The University of Florida recently implemented an interactive digital signage kiosk program with an environmentally-friendly aspect. Drawing on the Sunshine State’s most noticeable attribute, the university is now helping students and visitors navigate the campus with solar-powered directional signage kiosks.


Known as “wayfinding” in the trade, the technology allows users to touch a destination on an interactive screen and instantly receive directions and other relevant information. In the universities installation, solar panels are strategically placed around campus to capture the sun’s energy and power the screens, directing students and visitors to destinations around campus. Information is refreshed four times each hour. Visitors can find their way to each of the solar “farms” as they are called, as well as access to the university website and to their destination.


The company behind the installation is Ireland's EcoTech Computers, and their brand is Eco. The Eco solar kiosk is a self-contained system that draws its power requirements directly from the sun and stores energy collected in its battery bank, so the kiosk is fully functional even on those rare Florida days when the sky is cloudy. The self-contained system stores the collected energy in its 135AH deep cycle battery bank. Its fanless Intel Atom N270 processor and 21-inch LED high contrast monitor operate without the need for a traditional power supply.


John Lawson, The University of Florida's physical plant department director, explained that the project was an attempt to provide information to the general public as well as to students and staff on how much energy the project produced and to offer more education on solar power. Of course, campus directions and additional information are also key to the system’s usage. He noted that a goal of the University is to be carbon neutral by 2025. The University of Florida was selected in 2012 based on three factors: student population, energy consumption and plans to use solar arrays as educational and research tools.

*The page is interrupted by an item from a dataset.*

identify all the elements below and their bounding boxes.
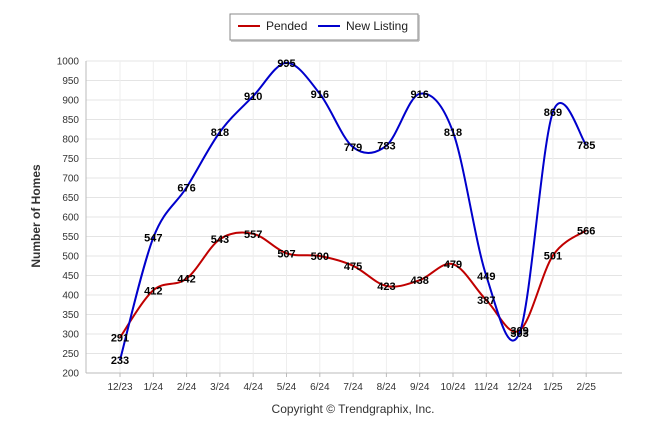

EcoTech’s solar-powered outdoor kiosk saves up to 9.2 tons of Carbon Dioxide. Additionally, the technology offers access to the internet or stored media, a secure lock-down browser, remote management and a stainless steel casing for vandal resistance, security and weatherproofing.


The company installed its first Eco Kiosk in July 2010, at the entrance to Trim Castle in Ireland, providing 60,000 annual visitors with information about the castle and its surrounding areas. The company states that there is considerable interest in U.S. companies, schools and retail establishments to “go green” with the touchscreen way finding technology.